— Совсем у тебя, Максим, крыша поехала, — скептически заметил он, уставившись взглядом в царящую в спальне темноту.
Впервые за очень долгое время ему приснился сон. Яркий, красочный и до того реальный, что совсем не хотелось просыпаться. Там его руки крепко-крепко сжимали Полину, гладили по голове и по спине, обводили пальцами контуры острых лопаток и ласкали её шею, а сама она доверчиво льнула к прикосновениям и нежно тёрлась своей щекой о его.
Хотелось ехидно спросить у своего подсознания, почему же сон оказался не эротическим, но ответ возник как-то сам собой: потому что все фантазии последних нескольких недель померкли на фоне того, что уже случилось между ними в реальности.
Приглашая её к себе на праздники, он не то что не рассчитывал на какую-то физическую близость, а даже наоборот — категорически запретил себе к ней прикасаться.

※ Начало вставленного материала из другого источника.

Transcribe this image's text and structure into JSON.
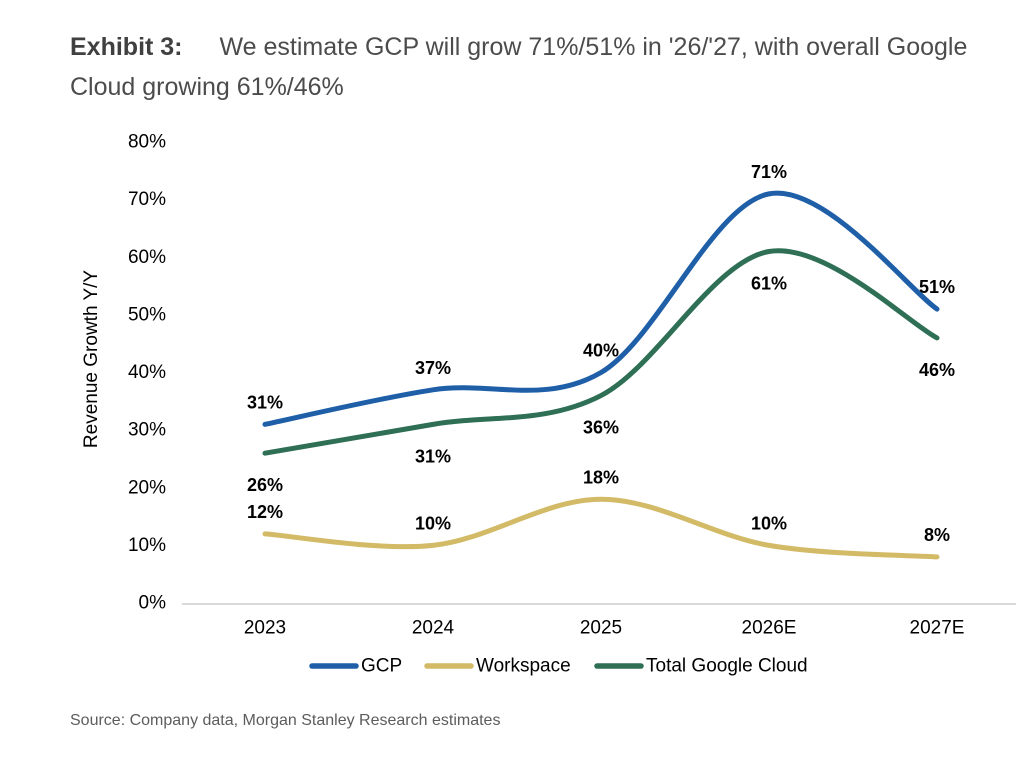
{
  "exhibit": {
    "label": "Exhibit 3:",
    "title": "We estimate GCP will grow 71%/51% in '26/'27, with overall Google Cloud growing 61%/46%"
  },
  "source": "Source: Company data, Morgan Stanley Research estimates",
  "chart_data": {
    "type": "line",
    "title": "",
    "xlabel": "",
    "ylabel": "Revenue Growth Y/Y",
    "categories": [
      "2023",
      "2024",
      "2025",
      "2026E",
      "2027E"
    ],
    "series": [
      {
        "name": "GCP",
        "color": "#1e5fa8",
        "values": [
          31,
          37,
          40,
          71,
          51
        ],
        "label_position": "above"
      },
      {
        "name": "Workspace",
        "color": "#d2ba66",
        "values": [
          12,
          10,
          18,
          10,
          8
        ],
        "label_position": "above"
      },
      {
        "name": "Total Google Cloud",
        "color": "#2e6f55",
        "values": [
          26,
          31,
          36,
          61,
          46
        ],
        "label_position": "below"
      }
    ],
    "ylim": [
      0,
      80
    ],
    "ytick_step": 10,
    "tick_suffix": "%",
    "value_label_suffix": "%",
    "grid": false,
    "smooth": true,
    "legend_position": "bottom",
    "axis_line_color": "#d9d9d9",
    "tick_color": "#000000",
    "value_label_color": "#000000"
  }
}
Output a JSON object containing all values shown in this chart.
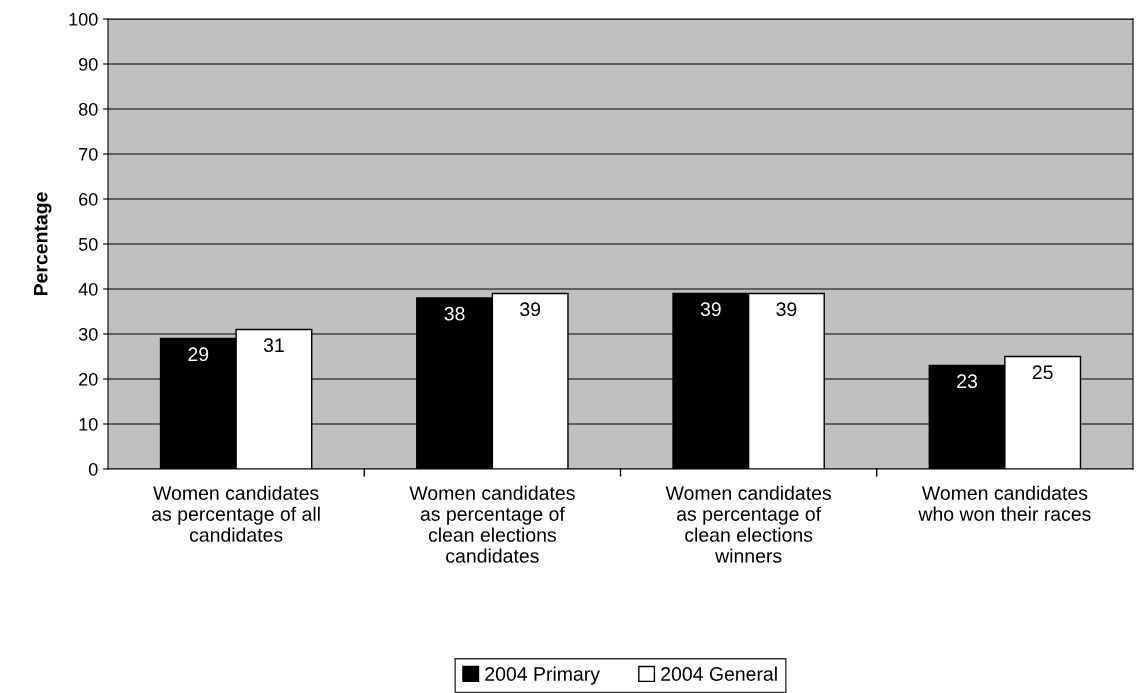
{
  "chart_data": {
    "type": "bar",
    "ylabel": "Percentage",
    "categories": [
      "Women candidates\nas percentage of all\ncandidates",
      "Women candidates\nas percentage of\nclean elections\ncandidates",
      "Women candidates\nas percentage of\nclean elections\nwinners",
      "Women candidates\nwho won their races"
    ],
    "series": [
      {
        "name": "2004 Primary",
        "color": "#000000",
        "values": [
          29,
          38,
          39,
          23
        ]
      },
      {
        "name": "2004 General",
        "color": "#ffffff",
        "values": [
          31,
          39,
          39,
          25
        ]
      }
    ],
    "ylim": [
      0,
      100
    ],
    "yticks": [
      0,
      10,
      20,
      30,
      40,
      50,
      60,
      70,
      80,
      90,
      100
    ],
    "grid": "y",
    "legend": "bottom",
    "data_labels": true
  }
}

Во-первых, боялся любым слишком откровенным прикосновением снова напугать её, как в той кабинке туалета, где он забыл обо всём на свете и напрочь потерял над собой контроль, упиваясь тем, как много она позволила ему. Во-вторых, не хотел торопить события и торопить её, и так испытывая периодические муки совести из-за того, что считал себя не в праве лезть к такой хорошей девочке со своим-то грузом прошлого на плечах.

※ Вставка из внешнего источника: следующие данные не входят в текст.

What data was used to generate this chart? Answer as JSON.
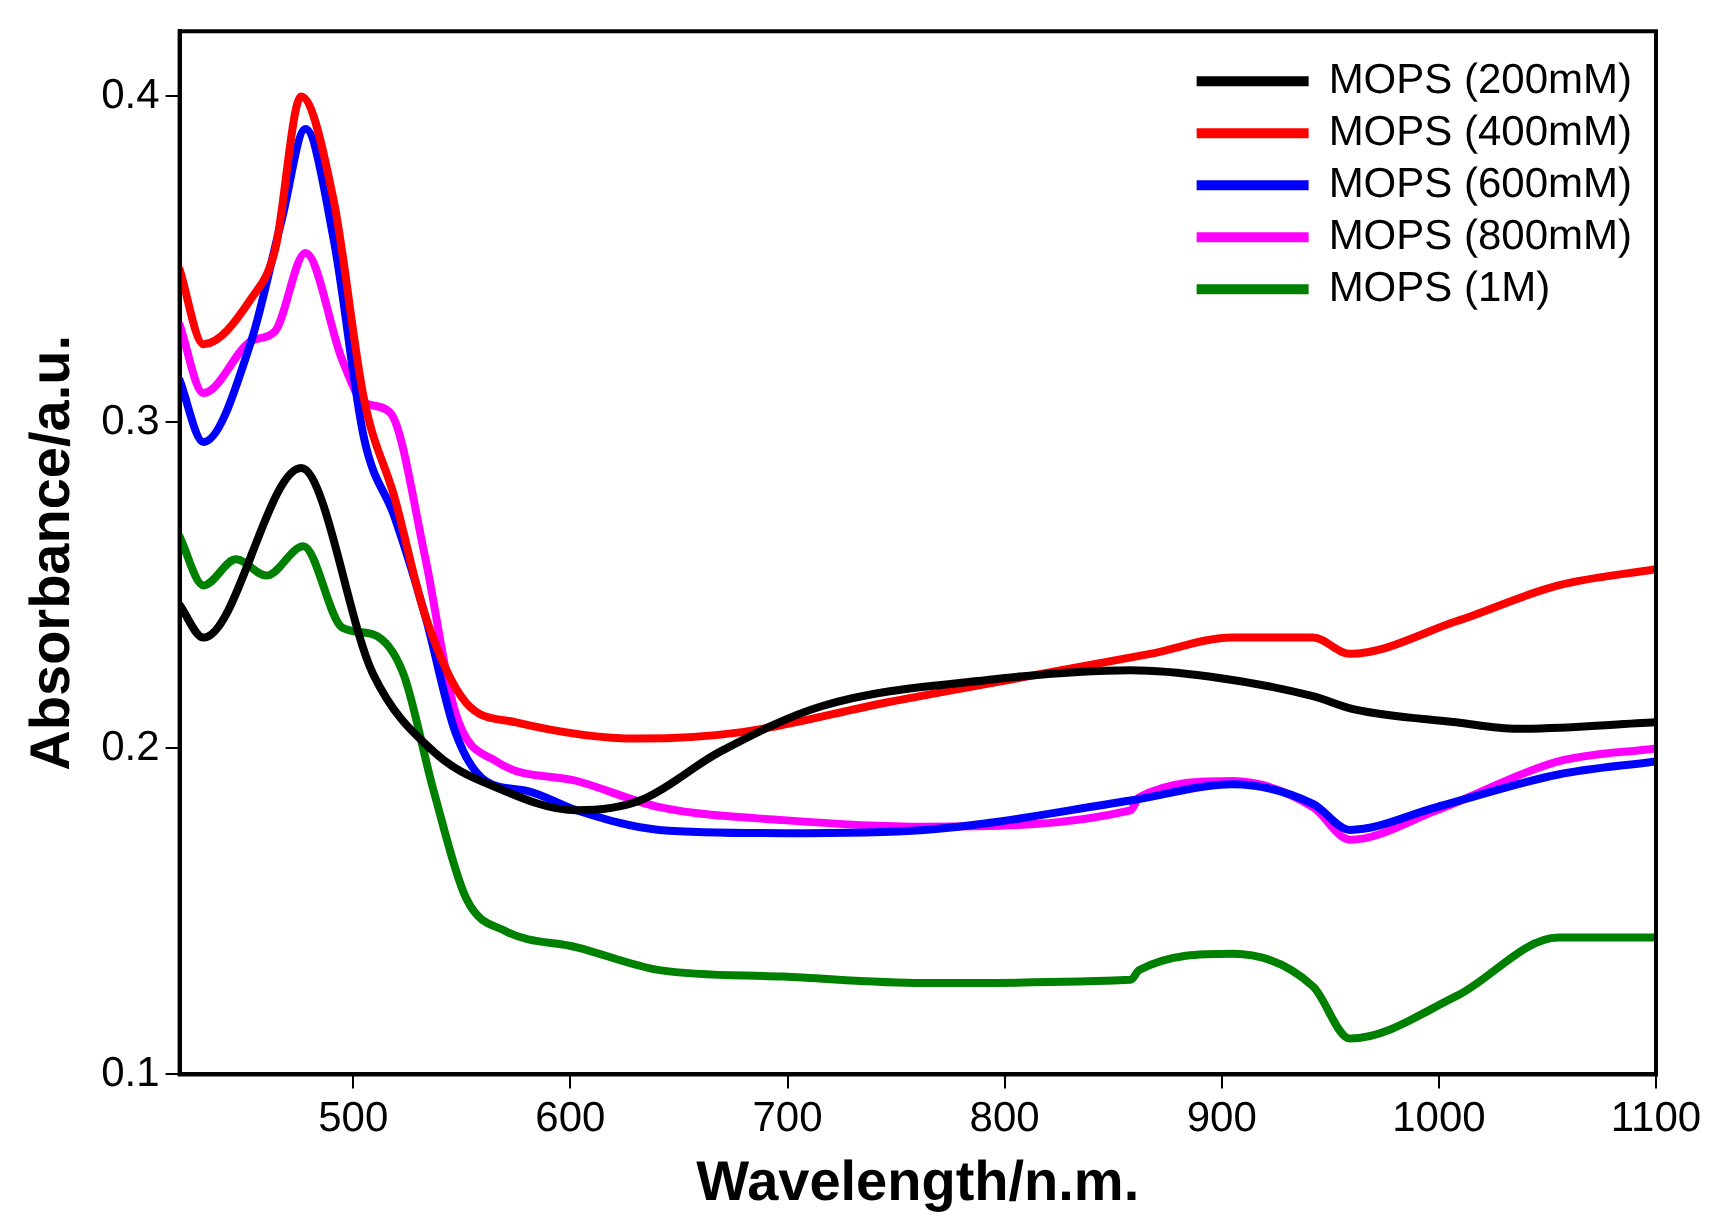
{
  "chart_data": {
    "type": "line",
    "xlabel": "Wavelength/n.m.",
    "ylabel": "Absorbance/a.u.",
    "xlim": [
      420,
      1100
    ],
    "ylim": [
      0.1,
      0.42
    ],
    "xticks": [
      500,
      600,
      700,
      800,
      900,
      1000,
      1100
    ],
    "yticks": [
      0.1,
      0.2,
      0.3,
      0.4
    ],
    "grid": false,
    "legend": "top right",
    "marker": "none",
    "line_style": "solid",
    "series": [
      {
        "name": "MOPS (200mM)",
        "color": "#000000",
        "x": [
          420,
          431,
          476,
          509,
          537,
          566,
          603,
          632,
          669,
          716,
          792,
          858,
          895,
          942,
          961,
          1008,
          1036,
          1100
        ],
        "values": [
          0.244,
          0.234,
          0.286,
          0.223,
          0.199,
          0.188,
          0.181,
          0.184,
          0.199,
          0.213,
          0.221,
          0.224,
          0.222,
          0.216,
          0.212,
          0.208,
          0.206,
          0.208
        ]
      },
      {
        "name": "MOPS (400mM)",
        "color": "#ff0000",
        "x": [
          420,
          431,
          453,
          464,
          476,
          491,
          505,
          519,
          533,
          552,
          575,
          632,
          679,
          745,
          810,
          867,
          905,
          942,
          959,
          1008,
          1055,
          1100
        ],
        "values": [
          0.347,
          0.324,
          0.338,
          0.353,
          0.4,
          0.368,
          0.307,
          0.277,
          0.241,
          0.214,
          0.208,
          0.203,
          0.205,
          0.214,
          0.222,
          0.229,
          0.234,
          0.234,
          0.229,
          0.239,
          0.25,
          0.255
        ]
      },
      {
        "name": "MOPS (600mM)",
        "color": "#0000ff",
        "x": [
          420,
          431,
          453,
          467,
          478,
          491,
          505,
          519,
          533,
          547,
          561,
          580,
          603,
          641,
          698,
          763,
          858,
          905,
          942,
          959,
          999,
          1055,
          1100
        ],
        "values": [
          0.313,
          0.294,
          0.325,
          0.362,
          0.39,
          0.356,
          0.295,
          0.271,
          0.241,
          0.205,
          0.19,
          0.187,
          0.181,
          0.175,
          0.174,
          0.175,
          0.184,
          0.189,
          0.183,
          0.175,
          0.182,
          0.192,
          0.196
        ]
      },
      {
        "name": "MOPS (800mM)",
        "color": "#ff00ff",
        "x": [
          420,
          431,
          453,
          464,
          478,
          495,
          505,
          517,
          533,
          547,
          566,
          603,
          641,
          698,
          763,
          858,
          862,
          905,
          942,
          959,
          999,
          1055,
          1100
        ],
        "values": [
          0.33,
          0.309,
          0.325,
          0.328,
          0.352,
          0.319,
          0.306,
          0.303,
          0.259,
          0.211,
          0.196,
          0.19,
          0.182,
          0.178,
          0.176,
          0.181,
          0.185,
          0.19,
          0.182,
          0.172,
          0.181,
          0.196,
          0.2
        ]
      },
      {
        "name": "MOPS (1M)",
        "color": "#008000",
        "x": [
          420,
          431,
          446,
          460,
          477,
          495,
          509,
          523,
          537,
          552,
          570,
          603,
          641,
          698,
          763,
          858,
          862,
          905,
          942,
          959,
          1008,
          1055,
          1100
        ],
        "values": [
          0.265,
          0.25,
          0.258,
          0.253,
          0.262,
          0.237,
          0.235,
          0.223,
          0.187,
          0.154,
          0.144,
          0.139,
          0.132,
          0.13,
          0.128,
          0.129,
          0.132,
          0.137,
          0.127,
          0.111,
          0.124,
          0.142,
          0.142
        ]
      }
    ]
  }
}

Кто же знал, что у Поли окажутся совсем другие планы. Кто бы подумал, что она сама коварно соблазнит его и затащит в постель.

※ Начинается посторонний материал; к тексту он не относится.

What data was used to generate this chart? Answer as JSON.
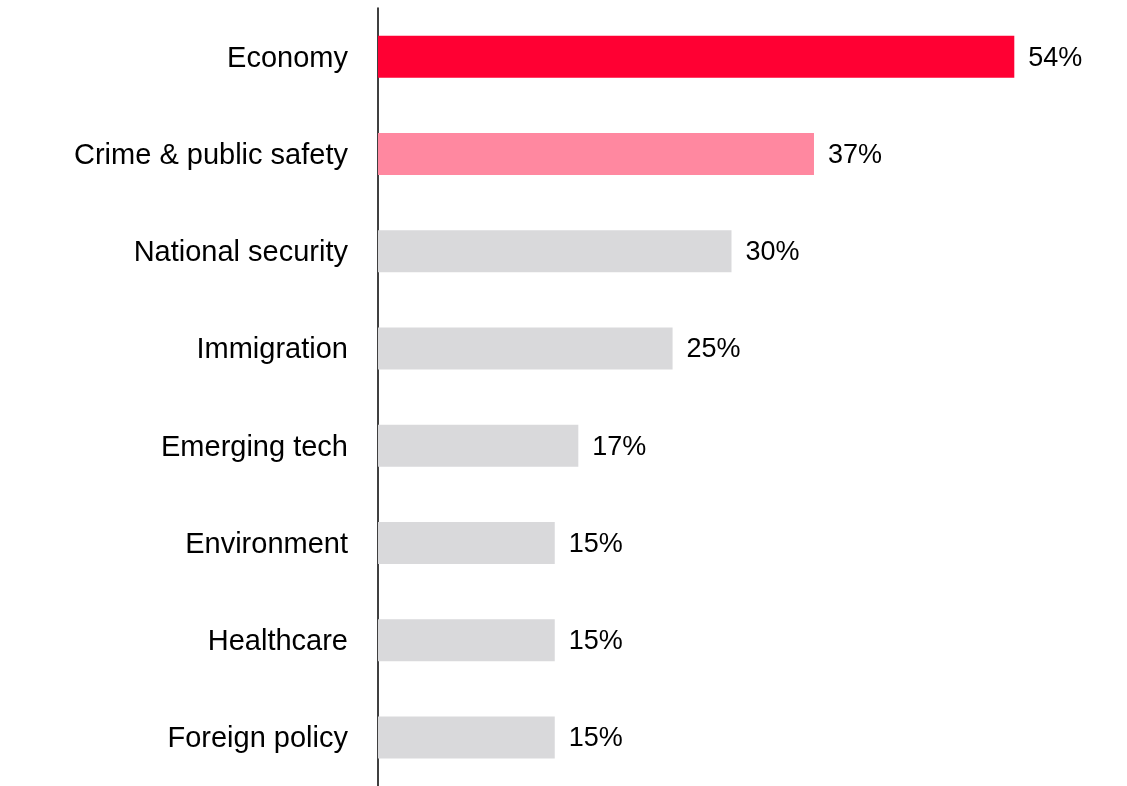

Их первый раз был ужасен. Озвучивать это он бы никогда и ни за что не стал, конечно же, но факт оставался фактом. Мало того, что его почти трясло от страха не оправдать ожиданий (а чёрт знает, какие ожидания могут быть у современных девственниц), ещё слегка мутило от волнения и чувства огромной ответственности за всё происходившее. Самым тяжёлым оказалось не остановиться, даже не успев толком начать, и не попытаться скрыть от неё свою тревогу, а смириться с тем, какую боль принёс любимому человеку. Получается ведь, что осознанно и намеренно, пусть и по обоюдному согласию, пусть и другого пути всё равно не было.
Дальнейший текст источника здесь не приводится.